Table. test case names, nfs versions, and mount options

test case name

nfs version

protocol

nconnect

remoteports

nfsv3 host tcp no options

v3

tcp

nfsv3 host tcp with options

v3

tcp

16

nfsv3 host rdma no options

v3

rdma

nfsv3 host rdma

v3

rdma

32

2

nfsv3 vm rdma

v3

rdma

32

2

nfsv4 host tcp no options

v4

tcp

nfsv4 host tcp with options

v4

tcp

32

2

nfsv4 host rdma no options

v4

rdma

nfsv4 host rdma

v4

rdma

2

2

nfsv4 vm rdma

v4

rdma

2

2

IO test results

This is NetApp NFSv3 RDMA Sequential IO TEST result.

NetApp NFSv3 RDMA Sequential IO TEST

The IO Performance at the host is better than that of one virtual machine. As we increase the number of virtual machines, the sum of throughput is higher than the throughput of the host since more IO jobs are running and distributed over the virtual machines. We could almost saturate RoCE network with 4 virtual machines in sequential read IO test.

The maximum throughput in NFSv3 at the virtual machines was 11342 MB/s in read and 3628 MB/s in write.

This is NetApp NFSv4 RDMA Sequential IO TEST result.

NetApp NFSv4 RDMA Sequential IO TEST

NFSv4 host tcp with options is better than nfsv4 host RDMA since it is configured with nconnect=32 and remoteports=2 while nfsv4 host RDMA is configured with nconnect=2 and remoteports=2.

The IO performance at the host is better than that of one virtual machine. As we increase the number of virtual machines, the sum of throughput is higher than the throughput of the host since more jobs are running and distributed over the virtual machines. We did not test more jobs at the host but it would be better if we tested it. We could not saturate RoCE network in NFSv4 since we could not use nconnect with NFSv4 RDMA.

The maximum throughput in NFSv4 at the virtual machines was 5752 MB/s in read and 2385 MB/s in write.

This is NetApp NFSv3 RDMA Random IO TEST result.

NetApp NFSv3 RDMA Random IO TEST

The IO performance at the host is a lot better than that of one virtual machine. As we increase the number of virtual machines, the sum of IOPS is increased since more jobs are running and distributed over the virtual machines.
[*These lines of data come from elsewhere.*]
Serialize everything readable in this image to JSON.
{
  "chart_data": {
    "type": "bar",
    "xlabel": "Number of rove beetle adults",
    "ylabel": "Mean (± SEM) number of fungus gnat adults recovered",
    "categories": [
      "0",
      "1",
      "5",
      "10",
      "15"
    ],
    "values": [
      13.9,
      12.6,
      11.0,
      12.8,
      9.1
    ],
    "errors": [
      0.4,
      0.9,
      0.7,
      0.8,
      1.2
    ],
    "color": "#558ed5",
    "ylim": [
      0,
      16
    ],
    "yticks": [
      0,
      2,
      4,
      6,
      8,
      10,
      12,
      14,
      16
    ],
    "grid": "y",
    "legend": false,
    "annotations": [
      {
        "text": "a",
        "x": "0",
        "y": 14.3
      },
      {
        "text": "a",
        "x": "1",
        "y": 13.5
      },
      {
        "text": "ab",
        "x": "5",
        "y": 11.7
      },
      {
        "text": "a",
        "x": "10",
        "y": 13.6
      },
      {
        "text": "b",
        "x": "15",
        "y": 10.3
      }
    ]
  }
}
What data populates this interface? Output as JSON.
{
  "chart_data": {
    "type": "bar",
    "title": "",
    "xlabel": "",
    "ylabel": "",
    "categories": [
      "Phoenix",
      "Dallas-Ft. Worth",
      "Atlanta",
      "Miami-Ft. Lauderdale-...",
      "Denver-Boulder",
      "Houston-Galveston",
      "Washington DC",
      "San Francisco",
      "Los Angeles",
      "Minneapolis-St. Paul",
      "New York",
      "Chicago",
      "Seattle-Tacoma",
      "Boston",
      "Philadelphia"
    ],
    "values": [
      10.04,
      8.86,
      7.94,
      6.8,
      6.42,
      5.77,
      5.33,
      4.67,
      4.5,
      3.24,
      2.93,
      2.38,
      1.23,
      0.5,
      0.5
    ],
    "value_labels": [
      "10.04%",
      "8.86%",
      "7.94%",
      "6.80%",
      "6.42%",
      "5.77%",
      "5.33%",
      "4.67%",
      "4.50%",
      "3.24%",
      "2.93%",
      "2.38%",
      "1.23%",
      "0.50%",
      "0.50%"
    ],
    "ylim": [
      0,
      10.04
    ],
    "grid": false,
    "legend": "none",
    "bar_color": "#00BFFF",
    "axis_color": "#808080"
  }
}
The maximum IOPS in NFSv3 at the virtual machines was 433k IOPS in random read and 174k random write IOPS.

This is NetApp NFSv4 RDMA Random IO TEST result.

NetApp NFSv4 RDMA Random IO TEST

NFSv4 host tcp with options is better than nfsv4 host RDMA since it is configured with nconnect=32 and remoteports=2 while nfsv4 host RDMA is configured with nconnect=2 and remoteports=2.

The IO performance at the host is a lot better than that of one virtual machine. As we increase the number of virtual machines, the sum of IOPS is increased since more jobs are running and distributed over the virtual machines.

The maximum IOPS in NFSv4 at the virtual machines was 136k IOPS in random read and 75.6k random write IOPS. These results are much worse than NFSv3. It is the same reason as sequential IO test. We could not use nconnect with NFSv4 RDMA.

For performance, we recommend using NFSv3 over RDMA.